Rescue workers said they had smelled foul odors coming from the mine during an operation on Friday to free three of the 11 workers trapped by a landslide at the mine in San Juan Arriba on Wednesday.
There have been no signs of life from the eight still missing and their location in the mine, a labyrinth of vertical and horizontal tunnels, is unknown.
“More than 60 hours have passed now and its difficult to think that they are alive,” rescue spokesman Oscar Triminio told Reuters.
Rescue operations have been suspended since Friday night due to the risk of new landslides inside the mine trapping rescue workers, Trimonio said.
He added that a decision was still being taken on whether to continue efforts or bring in heavy machinery, which would only be used if there was no hope of finding workers alive.
“There are very strong smells of decomposing substances, but we cannot say yet whether it is the bodies,” Triminio said.
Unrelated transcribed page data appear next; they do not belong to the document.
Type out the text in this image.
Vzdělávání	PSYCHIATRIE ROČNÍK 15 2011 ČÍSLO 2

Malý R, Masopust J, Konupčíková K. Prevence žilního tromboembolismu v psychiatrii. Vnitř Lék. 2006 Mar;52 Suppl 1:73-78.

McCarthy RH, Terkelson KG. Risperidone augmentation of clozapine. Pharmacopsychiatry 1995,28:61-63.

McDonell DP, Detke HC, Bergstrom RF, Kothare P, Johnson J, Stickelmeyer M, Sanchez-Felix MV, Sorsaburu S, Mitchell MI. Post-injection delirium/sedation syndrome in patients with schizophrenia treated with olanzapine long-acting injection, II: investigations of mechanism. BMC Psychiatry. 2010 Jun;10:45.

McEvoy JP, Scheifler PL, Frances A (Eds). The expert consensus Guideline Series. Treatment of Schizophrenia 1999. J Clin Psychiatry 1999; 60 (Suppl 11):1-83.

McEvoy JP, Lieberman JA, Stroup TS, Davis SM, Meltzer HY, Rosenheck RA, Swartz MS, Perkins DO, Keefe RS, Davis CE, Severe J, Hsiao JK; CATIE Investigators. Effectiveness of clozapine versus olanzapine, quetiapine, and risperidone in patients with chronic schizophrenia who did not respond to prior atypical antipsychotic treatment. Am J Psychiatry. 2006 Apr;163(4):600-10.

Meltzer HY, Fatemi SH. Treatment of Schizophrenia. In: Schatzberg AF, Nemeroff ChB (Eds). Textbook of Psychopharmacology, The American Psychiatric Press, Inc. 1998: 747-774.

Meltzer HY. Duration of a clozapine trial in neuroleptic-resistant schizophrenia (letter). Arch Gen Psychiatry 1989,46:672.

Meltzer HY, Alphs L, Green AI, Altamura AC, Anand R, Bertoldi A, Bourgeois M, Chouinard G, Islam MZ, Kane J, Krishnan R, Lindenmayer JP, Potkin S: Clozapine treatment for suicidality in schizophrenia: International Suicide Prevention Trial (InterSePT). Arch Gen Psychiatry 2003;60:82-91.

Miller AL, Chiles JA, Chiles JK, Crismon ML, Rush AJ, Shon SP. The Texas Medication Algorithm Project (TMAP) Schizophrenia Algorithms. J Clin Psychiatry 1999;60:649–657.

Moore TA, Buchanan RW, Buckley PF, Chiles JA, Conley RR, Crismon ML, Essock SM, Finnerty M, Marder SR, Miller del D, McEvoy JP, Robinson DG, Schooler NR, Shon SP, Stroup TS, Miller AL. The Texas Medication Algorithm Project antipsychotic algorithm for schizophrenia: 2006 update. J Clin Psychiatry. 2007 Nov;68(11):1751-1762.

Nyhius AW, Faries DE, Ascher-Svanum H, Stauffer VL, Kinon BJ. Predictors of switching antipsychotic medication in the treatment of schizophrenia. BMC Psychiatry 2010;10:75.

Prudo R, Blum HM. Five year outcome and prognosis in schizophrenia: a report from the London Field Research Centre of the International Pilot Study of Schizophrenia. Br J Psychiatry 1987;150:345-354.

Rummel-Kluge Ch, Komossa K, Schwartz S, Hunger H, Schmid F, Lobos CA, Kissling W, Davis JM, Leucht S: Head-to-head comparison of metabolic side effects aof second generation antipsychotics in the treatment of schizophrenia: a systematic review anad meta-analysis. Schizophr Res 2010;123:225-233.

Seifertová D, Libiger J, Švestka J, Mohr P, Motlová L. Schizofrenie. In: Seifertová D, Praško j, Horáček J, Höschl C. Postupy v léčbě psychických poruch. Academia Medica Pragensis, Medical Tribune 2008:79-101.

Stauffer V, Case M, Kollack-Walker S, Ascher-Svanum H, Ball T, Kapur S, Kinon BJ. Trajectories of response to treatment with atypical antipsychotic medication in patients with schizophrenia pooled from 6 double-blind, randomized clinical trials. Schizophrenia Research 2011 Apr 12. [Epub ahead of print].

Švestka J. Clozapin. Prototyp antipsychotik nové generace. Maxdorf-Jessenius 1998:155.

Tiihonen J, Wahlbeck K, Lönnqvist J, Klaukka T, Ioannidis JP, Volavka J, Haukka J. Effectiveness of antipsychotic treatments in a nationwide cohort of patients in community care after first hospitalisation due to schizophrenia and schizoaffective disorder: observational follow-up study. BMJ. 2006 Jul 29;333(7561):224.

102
Teams from Guatemala and El Salvador are helping with the Honduran rescue efforts.
The mine is in a mountainous area in southern Honduras where a vast network of underground tunnels make up more than 50 mines. Small-scale gold extraction has been revived in the area in recent years due to higher gold prices.
“I pray to God that they get him out to me ... so that I can bury him in a dignified way,” Rosa Carcamo, whose 17-year-old nephew Yovany Carcamo was one of the eight still trapped, told local media.